1. Augusto Ivan de Freitas Pinheiro – Secretário Municipal de Urbanismo

•  Abriu a reunião, submetendo a ata da reunião anterior (10/04/08) à aprovação dos conselheiros do COMPUR;

•  A seguir, empossou os conselheiros designados membros do COMPUR para o mandato de maio de 2008 a maio de 2009, pelo Decreto “P” nº 936 de 9 de junho de 2008.

•  Empossados os conselheiros, relatou sobre o Projeto de Lei levado ao Prefeito abrindo áreas situadas em ZR 6, incluídas as delimitadas como Zona Agrícola, situadas no bairro de Santa Cruz. Esclareceu que a maior parte das áreas em questão encontra-se sem atividade agrícola expressiva. A proposta contida no Projeto de Lei estabelece novo zoneamento para essas áreas, instituindo, além de Zona Agrícola, Zona de Conservação Ambiental e Zonas Residenciais. Tem como objetivo adequar a legislação de uso e ocupação do solo às novas demandas relacionadas ao desenvolvimento das indústrias siderúrgicas. Citou ainda as dificuldades hoje existentes quanto ao atendimento por transportes.

•  Diante da pergunta feita sobre a existência de plano de drenagem para a área, comentou que haverá oportunidade de discutir o assunto em outra reunião do COMPUR, sugerindo que poderia ser enviada previamente a Minuta do Projeto de Lei.

•  Relatou também sobre a apresentação à ADEMI do “Busca Fácil”(sistema de consulta à legislação urbanística). Hoje o acesso é através da INTRANET da Prefeitura. Foi colocado à disposição pela ADEMI, através de doação mediante convênio, um servidor para colocação do sistema na INTERNET. Porém, mesmo não havendo transação financeira, a Procuradoria tem feito várias exigências.

2. Fernando Antônio S. de Alencar - IAB-RJ

•  Comentou que o modelo de contrato é de solução mais fácil que o modelo de convênio.

3. Roberto Lira de Paula – SINDUSCON

•  Fez referência a um modelo de convênio elaborado pelo Procurador André Tostes.

4. Augusto Ivan de Freitas Pinheiro – Secretário Municipal de Urbanismo

•  Apresentou, a seguir, o convidado Luís Carlos R. Dauzacker para falar sobre o Projeto “Business Improvements District (BID) – Caso Av. Chile e seu entorno”, lembrando tratar-se de projeto já implantado nos Estados Unidos (Times Square e Harlem). No Brasil a implantação é mais complexa, pois depende de emenda constitucional.

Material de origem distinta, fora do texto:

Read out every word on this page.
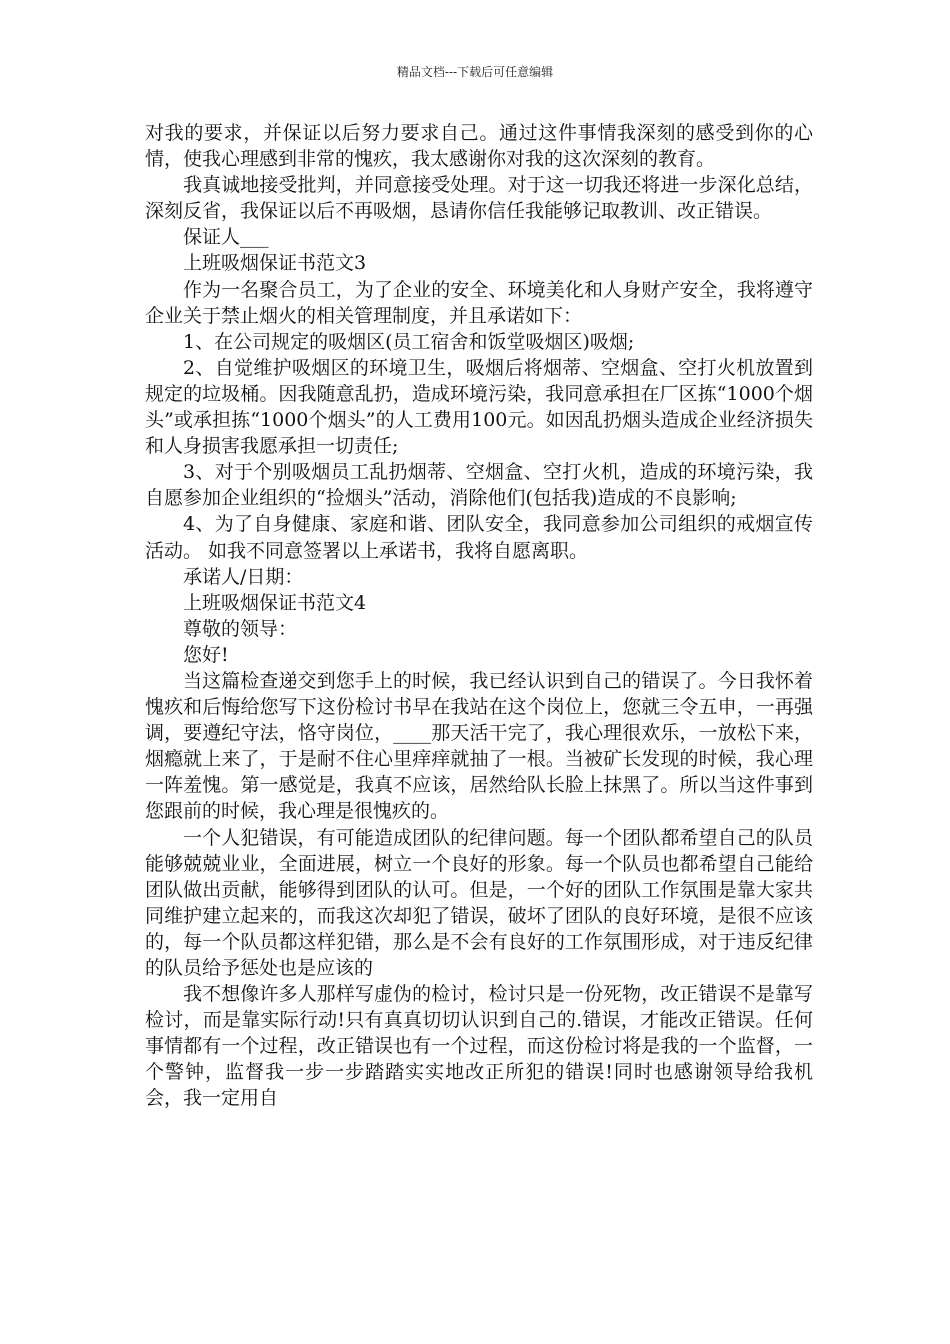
精品文档---下载后可任意编辑

对我的要求，并保证以后努力要求自己。通过这件事情我深刻的感受到你的心情，使我心理感到非常的愧疚，我太感谢你对我的这次深刻的教育。

我真诚地接受批判，并同意接受处理。对于这一切我还将进一步深化总结，深刻反省，我保证以后不再吸烟，恳请你信任我能够记取教训、改正错误。

保证人___

上班吸烟保证书范文3

作为一名聚合员工，为了企业的安全、环境美化和人身财产安全，我将遵守企业关于禁止烟火的相关管理制度，并且承诺如下：

1、在公司规定的吸烟区(员工宿舍和饭堂吸烟区)吸烟;

2、自觉维护吸烟区的环境卫生，吸烟后将烟蒂、空烟盒、空打火机放置到规定的垃圾桶。因我随意乱扔，造成环境污染，我同意承担在厂区拣“1000个烟头”或承担拣“1000个烟头”的人工费用100元。如因乱扔烟头造成企业经济损失和人身损害我愿承担一切责任;

3、对于个别吸烟员工乱扔烟蒂、空烟盒、空打火机，造成的环境污染，我自愿参加企业组织的“捡烟头”活动，消除他们(包括我)造成的不良影响;

4、为了自身健康、家庭和谐、团队安全，我同意参加公司组织的戒烟宣传活动。 如我不同意签署以上承诺书，我将自愿离职。

承诺人/日期：

上班吸烟保证书范文4

尊敬的领导：

您好!

当这篇检查递交到您手上的时候，我已经认识到自己的错误了。今日我怀着愧疚和后悔给您写下这份检讨书早在我站在这个岗位上，您就三令五申，一再强调，要遵纪守法，恪守岗位，____那天活干完了，我心理很欢乐，一放松下来，烟瘾就上来了，于是耐不住心里痒痒就抽了一根。当被矿长发现的时候，我心理一阵羞愧。第一感觉是，我真不应该，居然给队长脸上抹黑了。所以当这件事到您跟前的时候，我心理是很愧疚的。

一个人犯错误，有可能造成团队的纪律问题。每一个团队都希望自己的队员能够兢兢业业，全面进展，树立一个良好的形象。每一个队员也都希望自己能给团队做出贡献，能够得到团队的认可。但是，一个好的团队工作氛围是靠大家共同维护建立起来的，而我这次却犯了错误，破坏了团队的良好环境，是很不应该的，每一个队员都这样犯错，那么是不会有良好的工作氛围形成，对于违反纪律的队员给予惩处也是应该的

我不想像许多人那样写虚伪的检讨，检讨只是一份死物，改正错误不是靠写检讨，而是靠实际行动!只有真真切切认识到自己的.错误，才能改正错误。任何事情都有一个过程，改正错误也有一个过程，而这份检讨将是我的一个监督，一个警钟，监督我一步一步踏踏实实地改正所犯的错误!同时也感谢领导给我机会，我一定用自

•  Aproveitou para comentar sobre a apresentação feita recentemente, no CASS, sobre a utilização de CEPACs na Operação Urbana Água Espraiada, por representante do Banco do Brasil, prometendo enviar por e-mail aos membros do COMPUR, o resumo da reunião feito pela assessora Iracema Bouzas Pessoa.

•  Aproveitou também para apresentar Maria Paula Albernaz como coordenadora dos trabalhos na SMU.

5. Luís Carlos R. Dauzacker - consultor da Associação Comercial do Rio de Janeiro

•  Iniciou a apresentação comentando que sua experiência é na área da iniciativa privada, e quando foi convidado por Maria Sílvia Bastos para este projeto, viu uma boa oportunidade de voltar à Administração Pública, área de sua graduação. Comentou, ainda, sobre o primeiro texto relativo ao assunto, de autoria do Secretário Augusto Ivan, publicado na época pelo Jornal do Comércio.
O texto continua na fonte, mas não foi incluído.